“Ay, sir, tidy; but, my word, it was fine for a gentleman in those days to mount his horse, shining in the sun, and looking as noble as a man could look. He’s a bit spotty, though, it’s been so damp. But I’ll begin with Sir Murray and go right down ’em all, doing the steeliest ones first, and getting by degrees to the last on ’em as is only steel half-way down, and the rest being boots. Ah! it’s a dolesome change from Sir Murray to Sir Brian yonder at the end, and worse still, to your father, as wouldn’t put nothing on but a breast-piece and back-piece and a steel cap.”

“Why, it’s best,” said the boy; “steel armour isn’t wanted so much now they’ve got cannon and guns.”

“Ay, that’s a sad come-down too, sir. Why, even when I was out under your grandfather, things were better and fighting fairer. People tried to see who was best man then with their swords. Now men goes to hide behind hedges and haystacks, to try and shoot you like they would a hare.”

“Why, they did the same sort of thing with their bows and arrows, Ben, and their cross-bows and bolts.”

“Well, maybe, sir; but that was a clean kind o’ fighting, and none of your sulphur and brimstone, and charcoal and smoke.”

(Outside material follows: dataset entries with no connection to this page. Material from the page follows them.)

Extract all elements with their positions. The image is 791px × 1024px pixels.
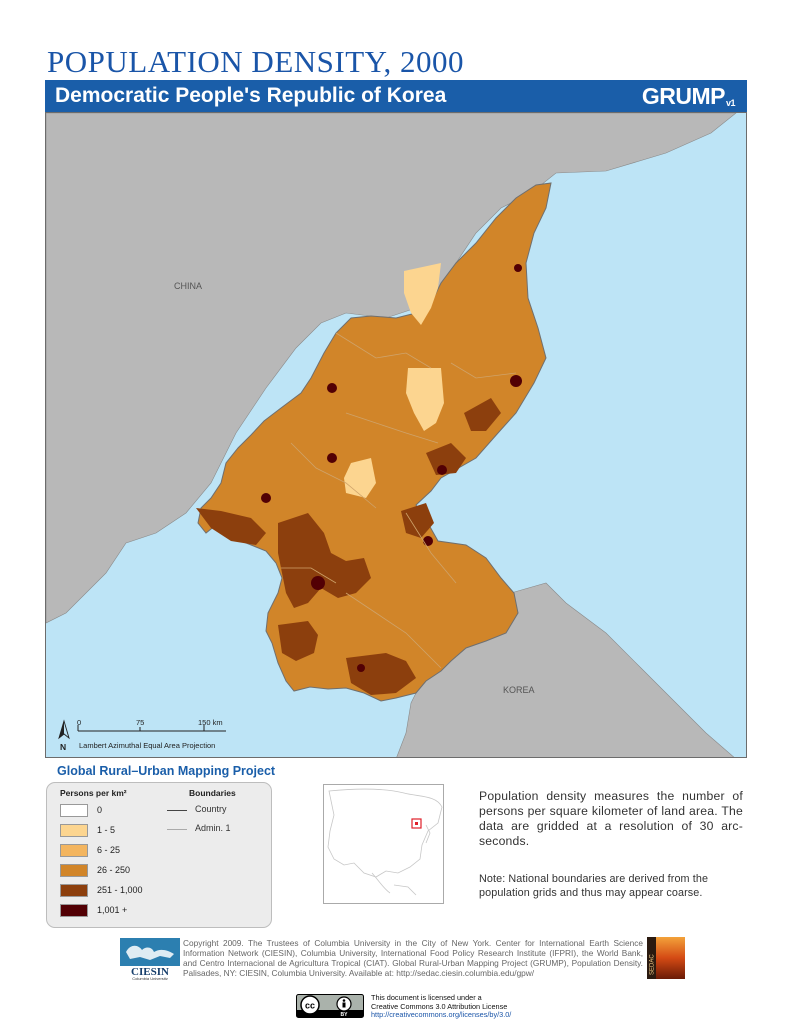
license-line-1: This document is licensed under a: [371, 993, 482, 1002]
license-line-2: Creative Commons 3.0 Attribution License: [371, 1001, 508, 1011]
description-text: Population density measures the number o…: [479, 789, 743, 848]
high-density-city-4: [437, 465, 447, 475]
label-china: CHINA: [174, 281, 202, 291]
sedac-logo-text: SEDAC: [650, 954, 656, 975]
high-density-city-7: [357, 664, 365, 672]
legend-class-label: 251 - 1,000: [97, 885, 143, 895]
legend-class-label: 0: [97, 805, 103, 815]
legend-swatch: [60, 864, 88, 877]
page-title: POPULATION DENSITY, 2000: [47, 44, 465, 79]
legend-class-label: 1 - 5: [97, 825, 116, 835]
high-density-city-2: [261, 493, 271, 503]
grump-logo-text: GRUMP: [641, 83, 726, 109]
scale-tick-75: 75: [136, 718, 144, 727]
grump-logo-version: v1: [725, 98, 736, 108]
legend-class-label: 6 - 25: [97, 845, 121, 855]
ciesin-logo-text: CIESIN: [131, 966, 169, 978]
ciesin-logo: CIESIN Columbia University: [120, 938, 180, 981]
medium-density-area-hamhung: [426, 443, 466, 475]
note-text: Note: National boundaries are derived fr…: [479, 873, 709, 899]
title-bar: Democratic People's Republic of Korea GR…: [45, 80, 747, 112]
legend-swatch: [60, 884, 88, 897]
high-density-city-3: [510, 375, 522, 387]
low-density-area-north: [404, 263, 441, 325]
project-title: Global Rural–Urban Mapping Project: [57, 764, 276, 778]
legend-swatch: [60, 804, 88, 817]
north-arrow-icon: N: [58, 719, 70, 752]
legend-class-label: 26 - 250: [97, 865, 131, 875]
admin-boundaries: [281, 332, 517, 669]
high-density-city-1: [327, 383, 337, 393]
svg-text:cc: cc: [305, 1001, 315, 1011]
legend-swatch: [60, 844, 88, 857]
legend-swatch: [60, 824, 88, 837]
north-label: N: [60, 742, 66, 752]
legend-class-label: 1,001 +: [97, 905, 128, 915]
locator-map-drawing: [327, 788, 443, 896]
locator-map: [323, 784, 444, 904]
medium-density-area-coast: [196, 508, 266, 545]
legend: Persons per km² Boundaries 0 1 - 5 6 - 2…: [46, 782, 272, 928]
high-density-city-5: [423, 536, 433, 546]
medium-density-area-southeast: [346, 653, 416, 695]
license-text: This document is licensed under a Creati…: [371, 993, 512, 1020]
legend-boundaries-heading: Boundaries: [189, 788, 236, 798]
map-canvas: CHINA KOREA 0 75 150 km Lambert Azimutha…: [46, 113, 737, 757]
legend-swatch: [60, 904, 88, 917]
map-frame: CHINA KOREA 0 75 150 km Lambert Azimutha…: [45, 112, 747, 758]
medium-density-area-southwest: [278, 621, 318, 661]
scale-bar: 0 75 150 km Lambert Azimuthal Equal Area…: [77, 718, 226, 750]
grump-logo: GRUMPv1: [641, 83, 736, 110]
admin-line-icon: [167, 829, 187, 830]
projection-label: Lambert Azimuthal Equal Area Projection: [79, 741, 215, 750]
license-link[interactable]: http://creativecommons.org/licenses/by/3…: [371, 1010, 512, 1019]
high-density-city-6: [514, 264, 522, 272]
china-landmass: [46, 113, 737, 624]
medium-density-area-northeast: [464, 398, 501, 431]
legend-density-heading: Persons per km²: [60, 788, 127, 798]
scale-tick-150: 150 km: [198, 718, 223, 727]
sedac-logo: SEDAC: [647, 937, 685, 979]
medium-density-area-east: [401, 503, 434, 538]
medium-density-area-west: [278, 513, 371, 608]
country-title: Democratic People's Republic of Korea: [55, 84, 447, 107]
label-korea: KOREA: [503, 685, 535, 695]
locator-highlight-box: [411, 818, 422, 829]
copyright-text: Copyright 2009. The Trustees of Columbia…: [183, 938, 643, 978]
high-density-city-8: [327, 453, 337, 463]
legend-boundary-label: Admin. 1: [195, 823, 231, 833]
ciesin-logo-subtext: Columbia University: [132, 976, 168, 980]
high-density-city-pyongyang: [311, 576, 325, 590]
low-density-area-central: [406, 368, 444, 431]
svg-text:BY: BY: [341, 1012, 349, 1018]
scale-tick-0: 0: [77, 718, 81, 727]
country-line-icon: [167, 810, 187, 811]
cc-by-badge-icon: cc BY: [296, 994, 364, 1018]
legend-boundary-label: Country: [195, 804, 227, 814]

“I say, Ben, it’ll take you some time to get things straight. Mean to polish up the old swords and spears, too?”

“Every man jack of ’em, sir. I mean to have this armoury so as your father, when he comes back from scattering all that rabble, will look round and give me a bit of encouragement.”

“Ha, ha!” laughed the boy; “so that’s what makes you so industrious.”

“Nay it aren’t, sir,” said the man, with a reproachful shake of his head. “I didn’t mean money, Master Roy, but good words, and a sort o’ disposition to make the towers what they should be again. He’s a fine soldier is your father, and I hear as the king puts a lot o’ trust in him; but it always seems to me as he thinks more about farming when he’s down here than he does about keeping up the old place as a good cavalier should.”

“Don’t you talk a lot of nonsense,” said Roy, hotly; “if my father likes to live here as country gentlemen do, and enjoy sport and gardening and farming, who has a better right to, I should like to know?”